The long timescales of spacecraft missions make planning on a decadal timescale appropriate, and the effort required once every 10 years for the science community to produce a decadal survey is substantial. If a midterm assessment is carried out, it must be carefully constructed to reinforce the decadal survey process, while still taking into account any new discoveries or other changes that have taken place.

There are other things that NASA and the planetary science community can do to prepare for the next decadal survey. Two of the most important are as follows:

• Monitoring the implementation of the survey—Agency budgets wax and wane, new scientific discoveries are made, and new technologies come to the fore. Change, both good and bad, has an influence on the planetary science agenda and will affect the implementation of the recommendations in this report. A decadal survey should not be blindly followed if external circumstances dictate that a change in strategy is needed. But who decides if change warrants a deviation from a decadal plan? The potential candidates—internal agency advisory committees, community based “analysis groups,” and NRC committees—are not currently chartered to play such a role. A group specifically tasked to monitor and assess progress toward decadal goals is essential. Such a group should be able to provide the necessary strategic guidance needed to achieve the decadal science goals in a timely manner and consistent with the survey recommendations.

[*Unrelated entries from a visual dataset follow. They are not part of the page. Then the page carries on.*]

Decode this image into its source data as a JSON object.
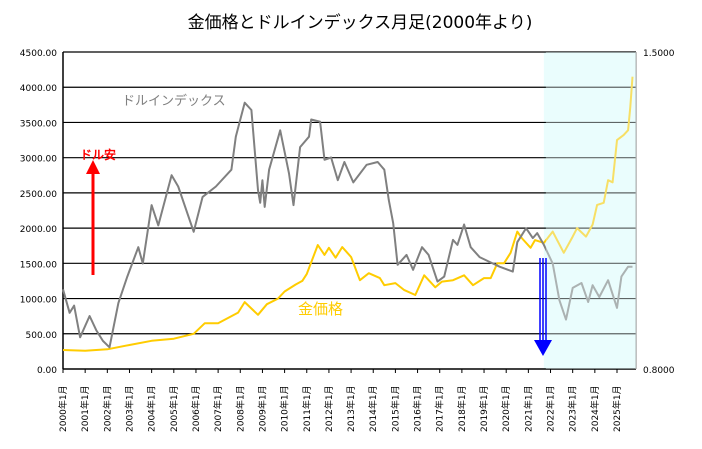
{
  "chart_data": {
    "type": "line",
    "title": "金価格とドルインデックス月足(2000年より)",
    "xlabel": "",
    "ylabel": "",
    "x_range": [
      2000.0,
      2025.9
    ],
    "ylim": [
      0,
      4500
    ],
    "y2lim": [
      0.8,
      1.5
    ],
    "y_ticks": [
      "0.00",
      "500.00",
      "1000.00",
      "1500.00",
      "2000.00",
      "2500.00",
      "3000.00",
      "3500.00",
      "4000.00",
      "4500.00"
    ],
    "y2_ticks": [
      "0.8000",
      "1.5000"
    ],
    "x_ticks": [
      "2000年1月",
      "2001年1月",
      "2002年1月",
      "2003年1月",
      "2004年1月",
      "2005年1月",
      "2006年1月",
      "2007年1月",
      "2008年1月",
      "2009年1月",
      "2010年1月",
      "2011年1月",
      "2012年1月",
      "2013年1月",
      "2014年1月",
      "2015年1月",
      "2016年1月",
      "2017年1月",
      "2018年1月",
      "2019年1月",
      "2020年1月",
      "2021年1月",
      "2022年1月",
      "2023年1月",
      "2024年1月",
      "2025年1月"
    ],
    "grid": true,
    "highlight_start": 2021.7,
    "series": [
      {
        "name": "金価格",
        "axis": "left",
        "color": "#ffcc00",
        "x": [
          2000.0,
          2001.0,
          2002.0,
          2003.0,
          2004.0,
          2005.0,
          2005.9,
          2006.4,
          2007.0,
          2007.9,
          2008.2,
          2008.8,
          2009.2,
          2009.7,
          2010.0,
          2010.5,
          2010.8,
          2011.0,
          2011.5,
          2011.8,
          2012.0,
          2012.3,
          2012.6,
          2013.0,
          2013.4,
          2013.8,
          2014.3,
          2014.5,
          2015.0,
          2015.4,
          2015.9,
          2016.3,
          2016.8,
          2017.1,
          2017.6,
          2018.1,
          2018.5,
          2019.0,
          2019.3,
          2019.6,
          2019.9,
          2020.2,
          2020.5,
          2020.7,
          2021.1,
          2021.3,
          2021.7,
          2022.1,
          2022.6,
          2023.0,
          2023.2,
          2023.6,
          2023.9,
          2024.1,
          2024.4,
          2024.6,
          2024.8,
          2025.0,
          2025.3,
          2025.5,
          2025.6,
          2025.7
        ],
        "values": [
          270,
          260,
          280,
          340,
          400,
          430,
          500,
          650,
          650,
          800,
          950,
          770,
          920,
          1000,
          1100,
          1200,
          1250,
          1350,
          1760,
          1620,
          1720,
          1580,
          1730,
          1590,
          1260,
          1360,
          1290,
          1190,
          1220,
          1120,
          1050,
          1330,
          1160,
          1240,
          1260,
          1330,
          1190,
          1290,
          1290,
          1500,
          1500,
          1650,
          1950,
          1860,
          1720,
          1830,
          1790,
          1950,
          1650,
          1880,
          2000,
          1880,
          2050,
          2330,
          2360,
          2680,
          2650,
          3250,
          3320,
          3390,
          3720,
          4150
        ]
      },
      {
        "name": "ドルインデックス",
        "axis": "right",
        "color": "#808080",
        "x": [
          2000.0,
          2000.3,
          2000.5,
          2000.77,
          2001.2,
          2001.5,
          2001.8,
          2002.1,
          2002.5,
          2002.9,
          2003.4,
          2003.6,
          2004.0,
          2004.3,
          2004.9,
          2005.2,
          2005.9,
          2006.3,
          2006.9,
          2007.6,
          2007.8,
          2008.2,
          2008.5,
          2008.8,
          2008.9,
          2009.0,
          2009.1,
          2009.3,
          2009.8,
          2010.2,
          2010.4,
          2010.7,
          2011.1,
          2011.2,
          2011.6,
          2011.8,
          2012.1,
          2012.4,
          2012.7,
          2013.1,
          2013.7,
          2014.2,
          2014.5,
          2014.7,
          2014.9,
          2015.1,
          2015.5,
          2015.8,
          2016.2,
          2016.5,
          2016.9,
          2017.2,
          2017.6,
          2017.8,
          2018.1,
          2018.4,
          2018.8,
          2019.4,
          2019.7,
          2020.3,
          2020.5,
          2020.9,
          2021.2,
          2021.4,
          2021.7,
          2022.1,
          2022.4,
          2022.7,
          2023.0,
          2023.4,
          2023.7,
          2023.9,
          2024.2,
          2024.6,
          2025.0,
          2025.2,
          2025.5,
          2025.7
        ],
        "values": [
          0.976,
          0.924,
          0.94,
          0.87,
          0.917,
          0.886,
          0.862,
          0.848,
          0.946,
          1.004,
          1.069,
          1.033,
          1.162,
          1.117,
          1.228,
          1.203,
          1.103,
          1.18,
          1.203,
          1.24,
          1.313,
          1.388,
          1.372,
          1.195,
          1.167,
          1.217,
          1.158,
          1.24,
          1.327,
          1.232,
          1.162,
          1.29,
          1.313,
          1.351,
          1.346,
          1.262,
          1.267,
          1.217,
          1.257,
          1.212,
          1.251,
          1.257,
          1.24,
          1.173,
          1.122,
          1.03,
          1.052,
          1.019,
          1.069,
          1.052,
          0.993,
          1.004,
          1.085,
          1.074,
          1.119,
          1.069,
          1.047,
          1.033,
          1.026,
          1.015,
          1.08,
          1.111,
          1.089,
          1.1,
          1.074,
          1.033,
          0.952,
          0.909,
          0.979,
          0.99,
          0.948,
          0.985,
          0.959,
          0.996,
          0.935,
          1.004,
          1.026,
          1.026
        ]
      }
    ],
    "annotations": {
      "index_label": "ドルインデックス",
      "gold_label": "金価格",
      "dollar_weak": "ドル安"
    }
  }
}
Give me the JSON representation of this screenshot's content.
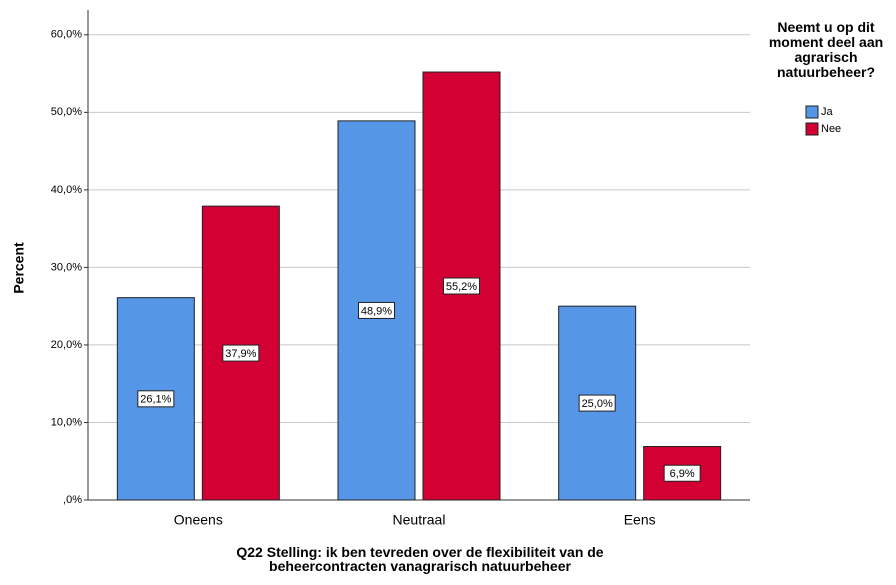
{
  "chart_data": {
    "type": "bar",
    "y_label": "Percent",
    "x_label": "Q22 Stelling: ik ben tevreden over de flexibiliteit van de beheercontracten vanagrarisch natuurbeheer",
    "legend_title": "Neemt u op dit moment deel aan agrarisch natuurbeheer?",
    "legend": "right",
    "grid": true,
    "categories": [
      "Oneens",
      "Neutraal",
      "Eens"
    ],
    "series": [
      {
        "name": "Ja",
        "color": "#5596e6",
        "values": [
          26.1,
          48.9,
          25.0
        ],
        "value_labels": [
          "26,1%",
          "48,9%",
          "25,0%"
        ]
      },
      {
        "name": "Nee",
        "color": "#d20033",
        "values": [
          37.9,
          55.2,
          6.9
        ],
        "value_labels": [
          "37,9%",
          "55,2%",
          "6,9%"
        ]
      }
    ],
    "ylim": [
      0,
      63.2
    ],
    "yticks": [
      {
        "value": 0,
        "label": ",0%"
      },
      {
        "value": 10,
        "label": "10,0%"
      },
      {
        "value": 20,
        "label": "20,0%"
      },
      {
        "value": 30,
        "label": "30,0%"
      },
      {
        "value": 40,
        "label": "40,0%"
      },
      {
        "value": 50,
        "label": "50,0%"
      },
      {
        "value": 60,
        "label": "60,0%"
      }
    ]
  }
}
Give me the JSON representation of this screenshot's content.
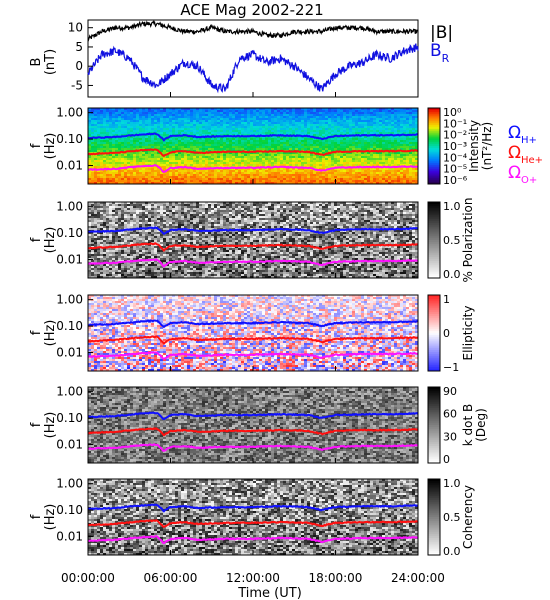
{
  "chart_data": {
    "type": "heatmap",
    "title": "ACE Mag 2002-221",
    "xlabel": "Time (UT)",
    "x_ticks": [
      "00:00:00",
      "06:00:00",
      "12:00:00",
      "18:00:00",
      "24:00:00"
    ],
    "xlim_hours": [
      0,
      24
    ],
    "line_panel": {
      "ylabel": "B",
      "yunit": "(nT)",
      "ylim": [
        -8,
        12
      ],
      "y_ticks": [
        "10",
        "5",
        "0",
        "-5"
      ],
      "series": [
        {
          "name": "|B|",
          "color": "#000000",
          "x": [
            0,
            1,
            2,
            3,
            4,
            5,
            6,
            7,
            8,
            9,
            10,
            11,
            12,
            13,
            14,
            15,
            16,
            17,
            18,
            19,
            20,
            21,
            22,
            23,
            24
          ],
          "values": [
            7,
            9,
            10,
            10,
            11,
            11,
            10,
            9,
            9,
            10,
            9,
            9,
            9,
            8,
            8,
            9,
            9,
            9,
            10,
            10,
            10,
            9,
            9,
            9,
            9
          ]
        },
        {
          "name": "B",
          "subscript": "R",
          "color": "#1010e0",
          "x": [
            0,
            1,
            2,
            3,
            4,
            5,
            6,
            7,
            8,
            9,
            10,
            11,
            12,
            13,
            14,
            15,
            16,
            17,
            18,
            19,
            20,
            21,
            22,
            23,
            24
          ],
          "values": [
            -2,
            3,
            4,
            2,
            -3,
            -5,
            -2,
            1,
            0,
            -5,
            -6,
            2,
            3,
            1,
            2,
            0,
            -3,
            -6,
            -2,
            0,
            1,
            3,
            2,
            4,
            5
          ]
        }
      ]
    },
    "spectrogram_panels": [
      {
        "ylabel": "f",
        "yunit": "(Hz)",
        "quantity": "Intensity",
        "unit": "(nT²/Hz)",
        "colorbar_ticks": [
          "10⁰",
          "10⁻¹",
          "10⁻²",
          "10⁻³",
          "10⁻⁴",
          "10⁻⁵",
          "10⁻⁶"
        ],
        "colormap": "rainbow"
      },
      {
        "ylabel": "f",
        "yunit": "(Hz)",
        "quantity": "% Polarization",
        "unit": "",
        "colorbar_ticks": [
          "1.0",
          "0.5",
          "0.0"
        ],
        "colormap": "gray"
      },
      {
        "ylabel": "f",
        "yunit": "(Hz)",
        "quantity": "Ellipticity",
        "unit": "",
        "colorbar_ticks": [
          "1",
          "0",
          "−1"
        ],
        "colormap": "bwr"
      },
      {
        "ylabel": "f",
        "yunit": "(Hz)",
        "quantity": "k dot B",
        "unit": "(Deg)",
        "colorbar_ticks": [
          "90",
          "60",
          "30",
          "0"
        ],
        "colormap": "gray"
      },
      {
        "ylabel": "f",
        "yunit": "(Hz)",
        "quantity": "Coherency",
        "unit": "",
        "colorbar_ticks": [
          "1.0",
          "0.5",
          "0.0"
        ],
        "colormap": "gray"
      }
    ],
    "frequency_ticks": [
      "1.00",
      "0.10",
      "0.01"
    ],
    "frequency_range_hz": [
      0.002,
      1.5
    ],
    "gyrofrequency_lines": [
      {
        "name": "Ω",
        "subscript": "H+",
        "color": "#1010ff",
        "x": [
          0,
          2,
          4,
          5,
          5.5,
          6,
          7,
          8,
          10,
          12,
          14,
          16,
          17,
          18,
          20,
          22,
          24
        ],
        "f_hz": [
          0.11,
          0.12,
          0.15,
          0.16,
          0.09,
          0.13,
          0.14,
          0.12,
          0.13,
          0.13,
          0.14,
          0.13,
          0.1,
          0.13,
          0.14,
          0.14,
          0.15
        ]
      },
      {
        "name": "Ω",
        "subscript": "He+",
        "color": "#ff1010",
        "x": [
          0,
          2,
          4,
          5,
          5.5,
          6,
          7,
          8,
          10,
          12,
          14,
          16,
          17,
          18,
          20,
          22,
          24
        ],
        "f_hz": [
          0.027,
          0.03,
          0.038,
          0.04,
          0.022,
          0.032,
          0.035,
          0.03,
          0.033,
          0.033,
          0.035,
          0.033,
          0.025,
          0.033,
          0.035,
          0.035,
          0.037
        ]
      },
      {
        "name": "Ω",
        "subscript": "O+",
        "color": "#ff10ff",
        "x": [
          0,
          2,
          4,
          5,
          5.5,
          6,
          7,
          8,
          10,
          12,
          14,
          16,
          17,
          18,
          20,
          22,
          24
        ],
        "f_hz": [
          0.007,
          0.0075,
          0.0095,
          0.01,
          0.0055,
          0.008,
          0.0088,
          0.0075,
          0.0082,
          0.0082,
          0.0088,
          0.0082,
          0.0063,
          0.0082,
          0.0088,
          0.0088,
          0.0093
        ]
      }
    ]
  },
  "colors": {
    "absB": "#000000",
    "BR": "#1010e0",
    "omega_h": "#1010ff",
    "omega_he": "#ff1010",
    "omega_o": "#ff10ff"
  }
}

• Mission studies—This decadal survey commissioned numerous mission studies that were carried out over a relatively short period of time and then subjected to cost and technical evaluations. A more effective method would be for NASA to sponsor studies for potential flagship and New Frontiers missions that capture the broadest possible science questions as well as reduce the time pressure on the decadal survey itself. The committee therefore recommends that NASA sponsor community-driven, peer-reviewed mission studies in the years leading up to the next decadal survey, using a common template for the study reports.


1. In 2006 NASA also asked the National Research Council to conduct such an assessment for the agency’s Astrophysics Division. In 2007 NASA asked the NRC for an assessment of the agency’s Heliophysics Division. The NRC is currently undertaking an assessment of the Earth Sciences Division.

2. National Research Council. 2008. Grading NASA’s Solar System Exploration Program: A Midterm Report. The National Academies Press, Washington, D.C.